Luftangriff auf einen gegnerischen Flugplatz

Auf dem Weg zum Cockpit skizziert der junge Eurofighter-Pilot seinen Auftrag. Er wird seinen Beitrag zum Angriff eines Flugplatzes in Rot-Land leisten. Das Ganze im Verbund mit weiteren 60 Luftfahrzeugen des Blau-Bündnisses. Wir werden ihn während des Fluges begleiten.

Der Einsatz beginnt. (Quelle: Luftwaffe/Xaver Habermeier)

12:45 Uhr – ich steige ins Cockpit. Anschnallen, Headset mit Sitz verbinden, alles Tätigkeiten, die ich in den vergangenen Jahren schon x-mal gemacht habe. Natürlich absolute Routine. Dennoch weiß ich, dass heute eine besondere Mission auf mich wartet. Wir werden im internationalen Verbund einen gegnerischen Flugplatz angreifen. Der Gegner ist nicht unvorbereitet. Auch seine Aufklärung arbeitet ausgezeichnet. Meine Rotte hat den Auftrag, einen A-400M zu eskortieren. Dieser bringt SOF-Air-Kräfte ins Einsatzgebiet, um den Flugplatz im Handstreich zu nehmen. Mein Eurofighter ist für diesen Auftrag mit sechs AMRAAM- und zwei IRIS-T-Lenkflugkörpern bewaffnet. Die Bordkanone ist obligatorisch. Ich rolle zur Startposition. Mein Callsign ist POISON.

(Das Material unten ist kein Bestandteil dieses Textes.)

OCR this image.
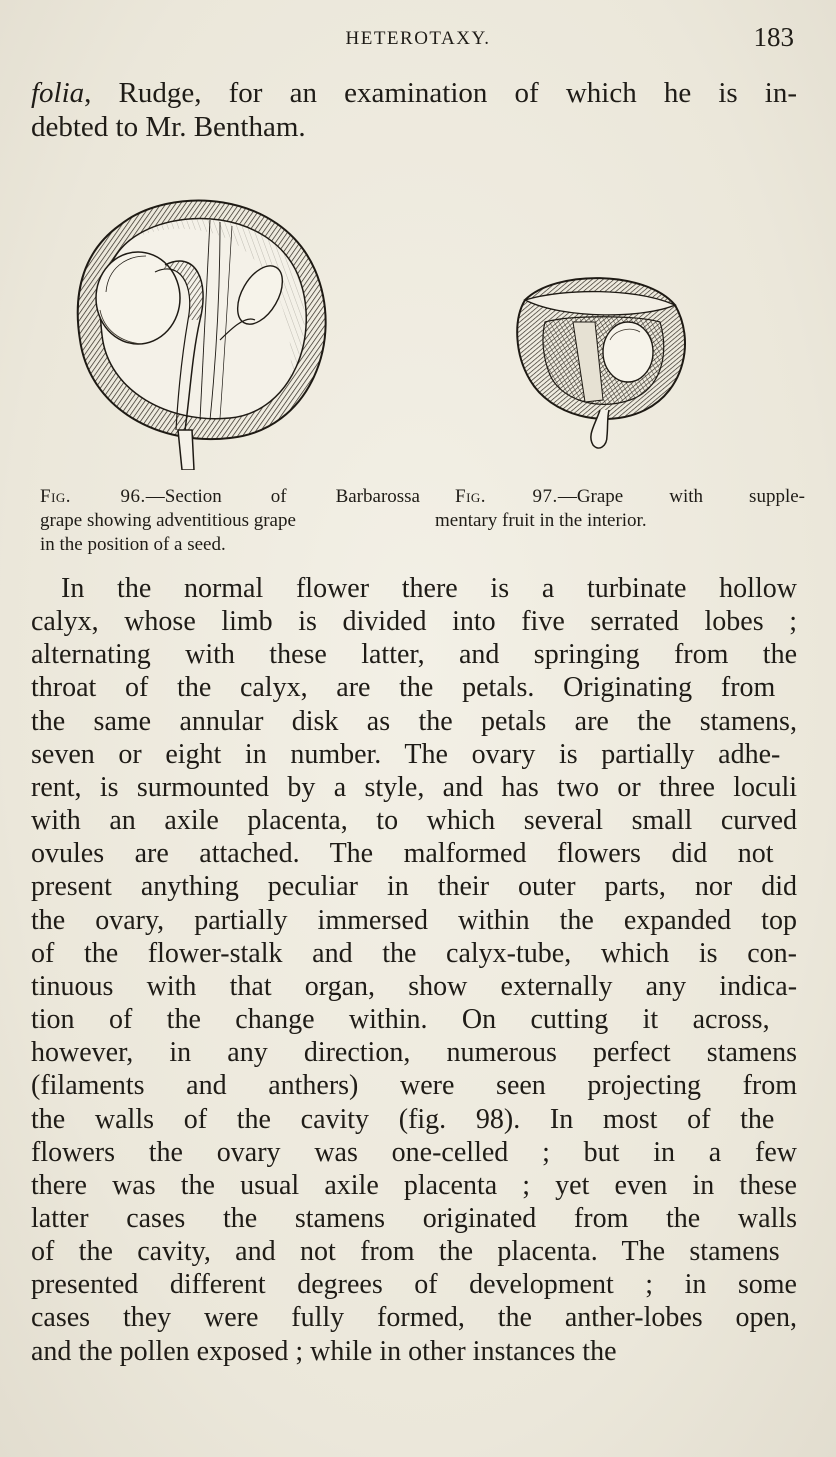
HETEROTAXY.	183
folia, Rudge, for an examination of which he is in-
debted to Mr. Bentham.
Fig. 96.—Section of Barbarossa
grape showing adventitious grape
in the position of a seed.
Fig. 97.—Grape with supple-
mentary fruit in the interior.
In the normal flower there is a turbinate hollow
calyx, whose limb is divided into five serrated lobes ;
alternating with these latter, and springing from the
throat of the calyx, are the petals. Originating from
the same annular disk as the petals are the stamens,
seven or eight in number. The ovary is partially adhe-
rent, is surmounted by a style, and has two or three loculi
with an axile placenta, to which several small curved
ovules are attached. The malformed flowers did not
present anything peculiar in their outer parts, nor did
the ovary, partially immersed within the expanded top
of the flower-stalk and the calyx-tube, which is con-
tinuous with that organ, show externally any indica-
tion of the change within. On cutting it across,
however, in any direction, numerous perfect stamens
(filaments and anthers) were seen projecting from
the walls of the cavity (fig. 98). In most of the
flowers the ovary was one-celled ; but in a few
there was the usual axile placenta ; yet even in these
latter cases the stamens originated from the walls
of the cavity, and not from the placenta. The stamens
presented different degrees of development ; in some
cases they were fully formed, the anther-lobes open,
and the pollen exposed ; while in other instances the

Bereits 12:58 Uhr sind wir in der Luft. Aber natürlich muss es schnell gehen. Von wenigen verschiedenen Stützpunkten aus muss unser Verband in kurzer Zeit am Himmel sein. Nach dem Start fliege ich mit meinem Flügelmann Richtung Südosten, um im Bereitstellungsraum den angeforderten Tanker zu erreichen. Unser Verband hat einen einheitlichen Referenzpunkt zugewiesen bekommen. Dieser Punkt liegt nördlich von unserem Angriffsziel.

Das Auge und Ohr der Piloten bei Luftoperationen: eine AWACS. (Quelle: NATO/Archiv)

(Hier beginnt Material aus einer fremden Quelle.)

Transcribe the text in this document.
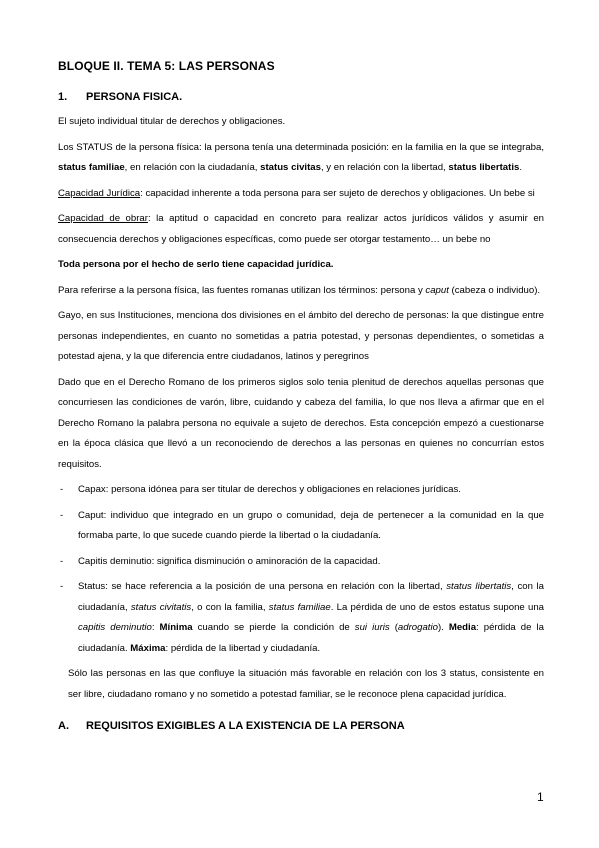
BLOQUE II. TEMA 5: LAS PERSONAS
1. PERSONA FISICA.

El sujeto individual titular de derechos y obligaciones.

Los STATUS de la persona física: la persona tenía una determinada posición: en la familia en la que se integraba, status familiae, en relación con la ciudadanía, status civitas, y en relación con la libertad, status libertatis.

Capacidad Jurídica: capacidad inherente a toda persona para ser sujeto de derechos y obligaciones. Un bebe si

Capacidad de obrar: la aptitud o capacidad en concreto para realizar actos jurídicos válidos y asumir en consecuencia derechos y obligaciones específicas, como puede ser otorgar testamento… un bebe no

Toda persona por el hecho de serlo tiene capacidad jurídica.

Para referirse a la persona física, las fuentes romanas utilizan los términos: persona y caput (cabeza o individuo).

Gayo, en sus Instituciones, menciona dos divisiones en el ámbito del derecho de personas: la que distingue entre personas independientes, en cuanto no sometidas a patria potestad, y personas dependientes, o sometidas a potestad ajena, y la que diferencia entre ciudadanos, latinos y peregrinos

Dado que en el Derecho Romano de los primeros siglos solo tenia plenitud de derechos aquellas personas que concurriesen las condiciones de varón, libre, cuidando y cabeza del familia, lo que nos lleva a afirmar que en el Derecho Romano la palabra persona no equivale a sujeto de derechos. Esta concepción empezó a cuestionarse en la época clásica que llevó a un reconociendo de derechos a las personas en quienes no concurrían estos requisitos.

- Capax: persona idónea para ser titular de derechos y obligaciones en relaciones jurídicas.
- Caput: individuo que integrado en un grupo o comunidad, deja de pertenecer a la comunidad en la que formaba parte, lo que sucede cuando pierde la libertad o la ciudadanía.
- Capitis deminutio: significa disminución o aminoración de la capacidad.
- Status: se hace referencia a la posición de una persona en relación con la libertad, status libertatis, con la ciudadanía, status civitatis, o con la familia, status familiae. La pérdida de uno de estos estatus supone una capitis deminutio: Mínima cuando se pierde la condición de sui iuris (adrogatio). Media: pérdida de la ciudadanía. Máxima: pérdida de la libertad y ciudadanía.

Sólo las personas en las que confluye la situación más favorable en relación con los 3 status, consistente en ser libre, ciudadano romano y no sometido a potestad familiar, se le reconoce plena capacidad jurídica.

A. REQUISITOS EXIGIBLES A LA EXISTENCIA DE LA PERSONA
1
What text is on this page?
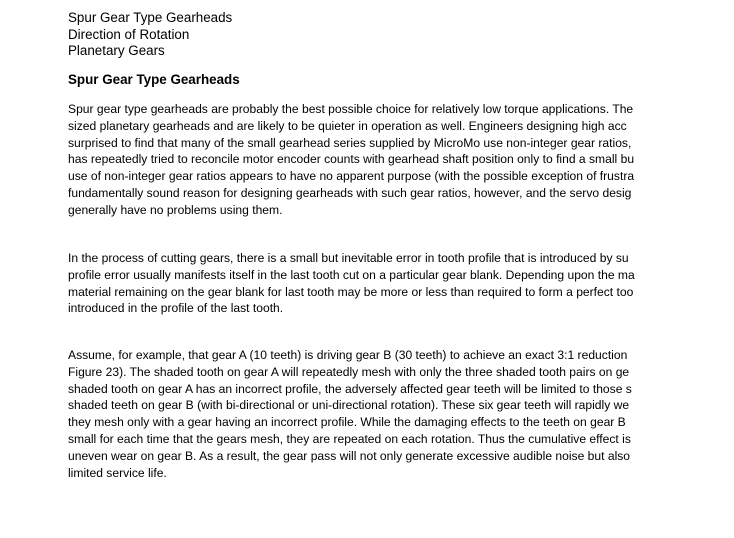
Spur Gear Type Gearheads
Direction of Rotation
Planetary Gears
Spur Gear Type Gearheads
Spur gear type gearheads are probably the best possible choice for relatively low torque applications. The
sized planetary gearheads and are likely to be quieter in operation as well. Engineers designing high acc
surprised to find that many of the small gearhead series supplied by MicroMo use non-integer gear ratios,
has repeatedly tried to reconcile motor encoder counts with gearhead shaft position only to find a small bu
use of non-integer gear ratios appears to have no apparent purpose (with the possible exception of frustra
fundamentally sound reason for designing gearheads with such gear ratios, however, and the servo desig
generally have no problems using them.
In the process of cutting gears, there is a small but inevitable error in tooth profile that is introduced by su
profile error usually manifests itself in the last tooth cut on a particular gear blank. Depending upon the ma
material remaining on the gear blank for last tooth may be more or less than required to form a perfect too
introduced in the profile of the last tooth.
Assume, for example, that gear A (10 teeth) is driving gear B (30 teeth) to achieve an exact 3:1 reduction
Figure 23). The shaded tooth on gear A will repeatedly mesh with only the three shaded tooth pairs on ge
shaded tooth on gear A has an incorrect profile, the adversely affected gear teeth will be limited to those s
shaded teeth on gear B (with bi-directional or uni-directional rotation). These six gear teeth will rapidly we
they mesh only with a gear having an incorrect profile. While the damaging effects to the teeth on gear B
small for each time that the gears mesh, they are repeated on each rotation. Thus the cumulative effect is
uneven wear on gear B. As a result, the gear pass will not only generate excessive audible noise but also
limited service life.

Von diesem Punkt zieht sich ein spinnennetzähnliches Gebilde über meinen Monitor und teilt den Luftraum in viele Segmente. So können alle Luftfahrzeuge ihre jeweiligen Positionen präzise angeben und so geordnet werden. Auch gegnerische Luftfahrzeuge werden so lokalisiert und eigenen Kräften gezielt zugewiesen, in diesem Fall von der AWACS. Nur so wird strukturiert vom Jägerleitoffizier in der AWACS mit dem Rufzeichen MAGIC geführt. Ich muss innerlich lächeln, als mir im Gegensatz dazu eine E-Jugend Mannschaft im Fußball einfällt, wo regelmäßig alle Jungs auf den Ball zustürmen.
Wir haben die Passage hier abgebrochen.